In 1994, three important works added male shota fans to the previous female core: Akazukin Chacha (Gallop, 1994), Yuusha Keisatsu J-Decker (Sunrise, 1994), and Yamato Takeru (Nippon Animation, 1994). The shota characters in these works were more feminine.
Shota’s momentum can be seen in hits like Neon Genesis Evangelion (Gainax, Tatsunoko Production, 1995).
On Tuesday I and S went to the Einstein lecture at FU, where Catherine Heymans talked about dark matter and dark energy.
And tonight we went to a concert where S’s friend D played the violin.
I read another chapter in Eddo-Lodge’s book:
We don’t live in a meritocracy, and to pretend that simple hard work will elevate all to success is an exercise in wilful ignorance.
– Reni Eddo-Lodge, p. 56 (“The System”)
I googled why there are so many reaction gifs with black people in them, and found out that the phenomenon has been dubbed “digital blackface”:
There’s the “hilarious” Auto-Tuned neighbour meme, which plays into the stereotype of black people as natural-born, always-on performers and/or “welfare queens” (the fact that many of these clips – Charles Ramsey in Cleveland, Ohio, or Antoine “Hide yo’ kids, hide yo’ wife” Dodson – originated as local news interviews with witnesses to horrifying incidents, seems to get lost somewhere in the process of meme-ification).
– Ellen E Jones in The Guardian
I had quite a dramatic work week.
And on Friday I had a couple of beers at Südblock with some of my classmates: L & C, K & M. J and his boyfriend O dropped by very quickly.
Anime
- 1988: Mashin Eiyuuden Wataru. E2–3. Now with English subtitles.
- 1989: Madou King Granzort. E1–4. Loved this one! (Ep. 4 raw.)
- 1991: Zettai Muteki Raijin-Oh. E1–2. Too childish.
- 1992: Super Bikkuriman. E1–2 (raw).
- 1992: Chou Dendou Robo Tetsujin 28-gou FX. E1.
- ↓ ↓ ↓
- 1994: Akazukin Chacha. E1.
- 1994: Yuusha Keisatsu J-Decker. E1. Very sweet.
- 1994: Yamato Takeru. E1–2 (raw, youtube). Key to understand male and female shota types.
- ↓ ↓ ↓
- 1995: Neon Genesis Evangelion. E3–4 (Netflix).
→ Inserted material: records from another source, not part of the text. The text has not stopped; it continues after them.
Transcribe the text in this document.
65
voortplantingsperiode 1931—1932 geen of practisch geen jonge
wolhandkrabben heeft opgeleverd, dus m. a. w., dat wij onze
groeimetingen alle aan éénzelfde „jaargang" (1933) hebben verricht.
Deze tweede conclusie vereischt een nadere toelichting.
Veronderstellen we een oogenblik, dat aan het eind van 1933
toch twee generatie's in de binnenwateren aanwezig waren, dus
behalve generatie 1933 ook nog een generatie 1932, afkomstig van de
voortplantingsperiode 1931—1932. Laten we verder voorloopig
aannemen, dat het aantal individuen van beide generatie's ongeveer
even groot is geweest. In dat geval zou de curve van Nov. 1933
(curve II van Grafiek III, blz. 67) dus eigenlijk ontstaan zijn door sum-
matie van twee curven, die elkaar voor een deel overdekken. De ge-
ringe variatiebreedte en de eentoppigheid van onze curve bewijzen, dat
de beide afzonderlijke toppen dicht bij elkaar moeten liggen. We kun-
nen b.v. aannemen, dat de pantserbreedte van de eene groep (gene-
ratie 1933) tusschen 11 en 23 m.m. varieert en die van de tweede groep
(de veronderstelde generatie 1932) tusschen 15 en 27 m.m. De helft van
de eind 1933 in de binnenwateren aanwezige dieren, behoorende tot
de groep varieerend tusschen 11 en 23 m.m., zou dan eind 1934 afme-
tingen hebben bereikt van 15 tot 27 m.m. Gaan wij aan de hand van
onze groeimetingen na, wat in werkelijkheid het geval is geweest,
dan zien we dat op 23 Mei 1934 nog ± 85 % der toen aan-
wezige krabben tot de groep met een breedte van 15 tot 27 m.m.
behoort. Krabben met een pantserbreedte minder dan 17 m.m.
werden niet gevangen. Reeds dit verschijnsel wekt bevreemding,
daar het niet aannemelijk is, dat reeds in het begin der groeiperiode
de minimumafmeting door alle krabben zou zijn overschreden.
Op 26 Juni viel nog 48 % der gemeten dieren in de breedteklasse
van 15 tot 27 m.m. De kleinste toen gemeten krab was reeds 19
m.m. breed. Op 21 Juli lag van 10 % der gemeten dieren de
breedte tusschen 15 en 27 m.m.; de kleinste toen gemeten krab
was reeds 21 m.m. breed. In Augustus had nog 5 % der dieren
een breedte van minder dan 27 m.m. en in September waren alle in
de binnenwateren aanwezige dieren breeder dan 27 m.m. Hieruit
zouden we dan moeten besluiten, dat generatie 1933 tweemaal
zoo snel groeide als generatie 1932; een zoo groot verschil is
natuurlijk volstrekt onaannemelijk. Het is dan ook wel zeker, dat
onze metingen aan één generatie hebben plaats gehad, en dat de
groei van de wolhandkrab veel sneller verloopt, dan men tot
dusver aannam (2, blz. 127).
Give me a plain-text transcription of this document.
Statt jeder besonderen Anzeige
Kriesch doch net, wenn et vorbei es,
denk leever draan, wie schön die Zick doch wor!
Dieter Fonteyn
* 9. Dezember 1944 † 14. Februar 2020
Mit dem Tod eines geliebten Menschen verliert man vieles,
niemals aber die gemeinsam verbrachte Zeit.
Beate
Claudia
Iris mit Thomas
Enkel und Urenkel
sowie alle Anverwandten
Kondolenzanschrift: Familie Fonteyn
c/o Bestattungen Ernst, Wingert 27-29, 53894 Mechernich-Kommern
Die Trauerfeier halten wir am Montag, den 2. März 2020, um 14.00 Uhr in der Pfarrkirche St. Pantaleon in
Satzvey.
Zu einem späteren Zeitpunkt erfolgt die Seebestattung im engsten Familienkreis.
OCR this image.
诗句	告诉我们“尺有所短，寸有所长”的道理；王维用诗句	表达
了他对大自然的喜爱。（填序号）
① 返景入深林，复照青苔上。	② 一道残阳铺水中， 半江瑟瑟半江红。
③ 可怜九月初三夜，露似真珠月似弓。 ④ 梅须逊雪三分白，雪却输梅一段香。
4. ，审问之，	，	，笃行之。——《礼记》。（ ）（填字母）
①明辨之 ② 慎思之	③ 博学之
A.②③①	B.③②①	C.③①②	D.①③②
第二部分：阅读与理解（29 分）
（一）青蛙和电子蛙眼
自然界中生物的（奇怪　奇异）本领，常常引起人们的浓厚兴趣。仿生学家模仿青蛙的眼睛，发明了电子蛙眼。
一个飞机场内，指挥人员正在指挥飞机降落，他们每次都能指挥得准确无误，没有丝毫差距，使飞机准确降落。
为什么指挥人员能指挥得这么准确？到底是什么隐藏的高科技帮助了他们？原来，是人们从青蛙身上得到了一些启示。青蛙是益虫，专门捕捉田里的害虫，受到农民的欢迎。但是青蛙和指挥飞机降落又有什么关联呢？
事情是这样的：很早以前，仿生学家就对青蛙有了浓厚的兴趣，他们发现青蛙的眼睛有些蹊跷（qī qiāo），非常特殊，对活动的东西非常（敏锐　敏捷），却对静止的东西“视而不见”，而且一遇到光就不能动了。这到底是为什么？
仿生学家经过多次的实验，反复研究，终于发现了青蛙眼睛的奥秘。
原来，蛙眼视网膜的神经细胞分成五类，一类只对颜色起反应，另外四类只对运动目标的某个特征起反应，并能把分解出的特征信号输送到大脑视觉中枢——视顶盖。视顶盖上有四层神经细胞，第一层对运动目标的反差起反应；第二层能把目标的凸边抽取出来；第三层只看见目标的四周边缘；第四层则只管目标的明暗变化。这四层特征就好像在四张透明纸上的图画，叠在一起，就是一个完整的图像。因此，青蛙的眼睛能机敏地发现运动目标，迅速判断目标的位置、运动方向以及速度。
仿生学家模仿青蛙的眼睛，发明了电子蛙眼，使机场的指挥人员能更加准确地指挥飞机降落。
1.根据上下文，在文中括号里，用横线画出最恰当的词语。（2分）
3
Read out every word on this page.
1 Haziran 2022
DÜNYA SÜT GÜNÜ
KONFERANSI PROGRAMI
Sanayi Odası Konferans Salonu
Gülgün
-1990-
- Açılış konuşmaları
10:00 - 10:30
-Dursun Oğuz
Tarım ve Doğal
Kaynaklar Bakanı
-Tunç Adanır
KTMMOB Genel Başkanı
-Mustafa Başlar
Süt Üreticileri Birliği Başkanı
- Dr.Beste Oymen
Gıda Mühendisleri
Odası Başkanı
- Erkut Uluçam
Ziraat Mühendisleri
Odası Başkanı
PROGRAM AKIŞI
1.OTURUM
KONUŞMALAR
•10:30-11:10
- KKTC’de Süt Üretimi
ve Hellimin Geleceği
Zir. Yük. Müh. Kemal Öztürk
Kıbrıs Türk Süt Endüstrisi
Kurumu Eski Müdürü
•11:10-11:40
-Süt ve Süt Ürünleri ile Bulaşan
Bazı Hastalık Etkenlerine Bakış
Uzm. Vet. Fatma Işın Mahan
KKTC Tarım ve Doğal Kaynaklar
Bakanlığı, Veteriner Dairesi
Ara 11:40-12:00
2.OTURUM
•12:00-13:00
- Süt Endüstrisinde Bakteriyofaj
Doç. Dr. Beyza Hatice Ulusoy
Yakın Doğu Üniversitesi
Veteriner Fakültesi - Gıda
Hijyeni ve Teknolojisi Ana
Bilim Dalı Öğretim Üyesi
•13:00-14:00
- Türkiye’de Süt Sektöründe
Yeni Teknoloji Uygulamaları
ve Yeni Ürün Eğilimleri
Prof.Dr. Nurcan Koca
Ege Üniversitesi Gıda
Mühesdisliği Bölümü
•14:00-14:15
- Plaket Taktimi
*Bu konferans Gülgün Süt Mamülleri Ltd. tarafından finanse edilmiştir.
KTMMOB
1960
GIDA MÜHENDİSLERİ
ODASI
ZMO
Masterpiece, not least cinematographically.
Articles
- Wired:
- The Globe and Mail: Who still hangs out on Second Life? More than half a million people (2017)
- The Guardian/Ellen E Jones: Why are memes of black people reacting so popular online? (2018)
- Teen Vogue/Lauren Michele Jackson: We Need to Talk About Digital Blackface in Reaction GIFs (2017)
Book chapter
- Eddo-Lodge, Reni. 2017. Why I’m Not Talking to White People About Race.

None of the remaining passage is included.